Un bivio senza segnaletica ingenera ipso facto il dubbio classico: da che parte andare? Su strada è una situazione pressoché superata, tali e tante sono le indicazioni fornite, sebbene talora siano così eccessive da richiedere uno sforzo interpretativo, che non sempre è possibile compiere al volo mentre si guida. I più attrezzati si affidano al navigatore satellitare; gli altri al massimo si fermano al primo distributore a chiedere ragguagli. In montagna, però, è tutt’altra faccenda e non ci sono né navigatori né distributori.
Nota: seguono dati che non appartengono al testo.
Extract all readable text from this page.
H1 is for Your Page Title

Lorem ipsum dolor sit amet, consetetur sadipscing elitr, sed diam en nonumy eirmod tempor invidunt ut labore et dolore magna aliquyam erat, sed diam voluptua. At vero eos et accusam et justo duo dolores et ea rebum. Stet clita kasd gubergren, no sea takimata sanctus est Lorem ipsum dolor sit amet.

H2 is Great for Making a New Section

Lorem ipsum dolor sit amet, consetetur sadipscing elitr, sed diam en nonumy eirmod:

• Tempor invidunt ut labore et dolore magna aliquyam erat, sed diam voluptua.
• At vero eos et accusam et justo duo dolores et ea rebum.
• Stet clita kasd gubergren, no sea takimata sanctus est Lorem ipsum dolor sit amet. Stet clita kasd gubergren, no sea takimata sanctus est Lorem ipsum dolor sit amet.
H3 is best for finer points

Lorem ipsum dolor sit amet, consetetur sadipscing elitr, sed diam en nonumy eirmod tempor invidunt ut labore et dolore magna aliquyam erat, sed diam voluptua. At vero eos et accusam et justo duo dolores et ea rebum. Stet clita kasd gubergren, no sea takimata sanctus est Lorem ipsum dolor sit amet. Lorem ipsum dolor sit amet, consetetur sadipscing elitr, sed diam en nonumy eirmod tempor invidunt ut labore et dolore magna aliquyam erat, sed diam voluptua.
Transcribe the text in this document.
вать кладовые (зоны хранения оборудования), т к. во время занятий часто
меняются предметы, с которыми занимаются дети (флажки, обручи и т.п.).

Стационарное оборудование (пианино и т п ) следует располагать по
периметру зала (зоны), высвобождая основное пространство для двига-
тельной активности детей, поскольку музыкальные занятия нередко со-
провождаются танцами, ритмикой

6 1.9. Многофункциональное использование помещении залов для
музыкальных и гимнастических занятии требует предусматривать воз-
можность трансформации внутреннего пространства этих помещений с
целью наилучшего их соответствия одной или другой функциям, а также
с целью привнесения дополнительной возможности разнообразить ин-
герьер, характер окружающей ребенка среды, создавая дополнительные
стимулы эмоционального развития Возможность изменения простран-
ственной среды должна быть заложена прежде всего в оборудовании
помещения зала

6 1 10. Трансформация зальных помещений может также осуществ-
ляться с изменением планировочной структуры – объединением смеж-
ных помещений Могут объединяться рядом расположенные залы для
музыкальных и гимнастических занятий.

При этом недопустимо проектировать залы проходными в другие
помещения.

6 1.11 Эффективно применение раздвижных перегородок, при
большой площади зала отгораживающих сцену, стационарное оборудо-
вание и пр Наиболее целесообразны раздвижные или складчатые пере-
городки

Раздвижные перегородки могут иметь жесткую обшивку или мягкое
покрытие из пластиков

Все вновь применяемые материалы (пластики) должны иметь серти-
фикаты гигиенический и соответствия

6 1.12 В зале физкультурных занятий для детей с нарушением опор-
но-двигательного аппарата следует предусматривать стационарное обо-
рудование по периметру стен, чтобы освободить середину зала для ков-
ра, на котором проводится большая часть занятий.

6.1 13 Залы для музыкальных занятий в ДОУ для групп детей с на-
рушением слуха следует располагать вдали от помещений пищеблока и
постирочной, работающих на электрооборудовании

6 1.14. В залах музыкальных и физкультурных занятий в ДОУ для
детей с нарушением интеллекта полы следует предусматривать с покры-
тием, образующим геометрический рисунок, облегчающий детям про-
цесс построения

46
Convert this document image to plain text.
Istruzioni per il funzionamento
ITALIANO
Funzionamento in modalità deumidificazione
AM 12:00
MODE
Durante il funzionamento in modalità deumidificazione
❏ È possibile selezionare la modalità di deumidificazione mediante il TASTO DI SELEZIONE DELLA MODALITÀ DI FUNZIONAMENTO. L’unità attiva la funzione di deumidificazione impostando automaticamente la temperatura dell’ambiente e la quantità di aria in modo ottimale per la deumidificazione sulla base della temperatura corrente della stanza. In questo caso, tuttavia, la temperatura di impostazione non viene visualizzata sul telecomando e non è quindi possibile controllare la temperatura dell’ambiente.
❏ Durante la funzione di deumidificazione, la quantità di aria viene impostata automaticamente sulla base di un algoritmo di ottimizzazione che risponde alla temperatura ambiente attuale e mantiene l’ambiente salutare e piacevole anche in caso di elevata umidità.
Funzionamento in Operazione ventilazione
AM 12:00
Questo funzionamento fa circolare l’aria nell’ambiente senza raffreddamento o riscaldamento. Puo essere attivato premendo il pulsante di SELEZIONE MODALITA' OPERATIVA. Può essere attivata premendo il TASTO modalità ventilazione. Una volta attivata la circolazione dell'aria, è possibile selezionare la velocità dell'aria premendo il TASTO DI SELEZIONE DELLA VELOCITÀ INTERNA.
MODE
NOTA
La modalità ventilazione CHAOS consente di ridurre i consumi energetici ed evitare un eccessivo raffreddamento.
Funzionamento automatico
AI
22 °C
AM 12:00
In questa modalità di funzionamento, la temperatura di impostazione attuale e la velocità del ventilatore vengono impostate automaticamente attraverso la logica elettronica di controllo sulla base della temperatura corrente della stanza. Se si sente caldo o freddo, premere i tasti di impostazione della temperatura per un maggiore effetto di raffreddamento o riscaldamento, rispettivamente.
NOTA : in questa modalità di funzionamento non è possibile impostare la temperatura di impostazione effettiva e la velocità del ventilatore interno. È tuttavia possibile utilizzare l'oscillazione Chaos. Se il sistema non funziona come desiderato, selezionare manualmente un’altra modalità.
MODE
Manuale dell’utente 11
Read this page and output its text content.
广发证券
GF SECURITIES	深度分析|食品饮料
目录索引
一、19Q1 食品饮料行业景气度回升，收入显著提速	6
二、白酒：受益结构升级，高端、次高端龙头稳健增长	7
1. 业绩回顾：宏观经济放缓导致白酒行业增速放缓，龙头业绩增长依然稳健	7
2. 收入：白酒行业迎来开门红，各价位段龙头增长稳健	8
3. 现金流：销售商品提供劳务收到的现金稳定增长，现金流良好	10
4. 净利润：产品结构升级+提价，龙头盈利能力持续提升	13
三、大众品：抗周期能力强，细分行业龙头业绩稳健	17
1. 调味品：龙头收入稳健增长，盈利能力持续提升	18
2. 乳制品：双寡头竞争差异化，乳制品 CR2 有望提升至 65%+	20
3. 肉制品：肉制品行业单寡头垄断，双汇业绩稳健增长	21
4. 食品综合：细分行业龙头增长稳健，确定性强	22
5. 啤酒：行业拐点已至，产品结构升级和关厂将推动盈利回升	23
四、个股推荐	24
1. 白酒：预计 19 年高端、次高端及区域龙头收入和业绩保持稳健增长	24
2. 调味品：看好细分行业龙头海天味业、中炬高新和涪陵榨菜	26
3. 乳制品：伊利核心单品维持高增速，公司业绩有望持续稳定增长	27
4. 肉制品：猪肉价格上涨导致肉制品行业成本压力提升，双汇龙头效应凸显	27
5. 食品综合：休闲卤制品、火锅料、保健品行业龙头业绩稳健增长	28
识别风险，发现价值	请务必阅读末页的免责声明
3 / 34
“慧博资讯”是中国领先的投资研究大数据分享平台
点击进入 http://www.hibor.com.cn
Lì soccorrono pure segnali e cartine dei sentieri, ma, vuoi per ragioni di comprensione vuoi per carenze di manutenzione, il dilemma si presenta ancora in tutta la sua drammaticità; anche perché sbagliare direzione non è più una questioncella da mao mao micio micio, come direbbe il buon Enzino Iacchetti. Se poi uno l’orientamento ce l’ha nel sangue (mai fidarsi troppo di chi lo dice!), passi, altrimenti… qui ci vorrebbe il classico gesto di portare le dita racchiuse verso la bocca: mangiarsela! Sono pensieri balzati alla mente leggendo il vangelo di oggi sulla nota parabola del seminatore, l’unica che Gesù si perita di spiegare ampiamente agli apostoli perplessi. Non ci sarebbe bisogno di aggiungere altro, se non che in natura il fatto che il seme cada fra i sassi o fra i rovi, piuttosto che nel terreno fertile è un fatto puramente casuale o al massimo conseguenza di un movimento maldestro del seminatore stesso. Nessuna colpa specifica è imputabile a qualcosa o a qualcuno. Viceversa nell’uomo insiste una responsabilità ben chiara circa le sue impostazioni caratteriale, mentale e spirituale, tutte frutto di sue scelte nel processo formativo. Ebbene, da lui tutta la creazione aspetta una risposta feconda alla Parola, per essere riscattata dalla caducità, come ci dice San Paolo nella seconda lettura. Purtroppo la sua aridità, le sue debolezze, le sue preoccupazioni lo portano a ritardare quella produzione di bene che gli frutterà la completa redenzione. Niente paura, comunque. Il Signore non demorde e Isaia ce lo ricorda: “Come la pioggia e la neve scendono dal cielo e non vi ritornano senza aver irrigato la terra … così sarà della parola uscita dalla mia bocca: non ritornerà a me senza effetto, senza aver operato ciò che desidero e senza aver compiuto ciò per cui l’ho mandata”. Lo cantiamo spesso alla proclamazione della Parola e c’è da crederci e fidarsi: al Signore non manca il senso dell’orientamento!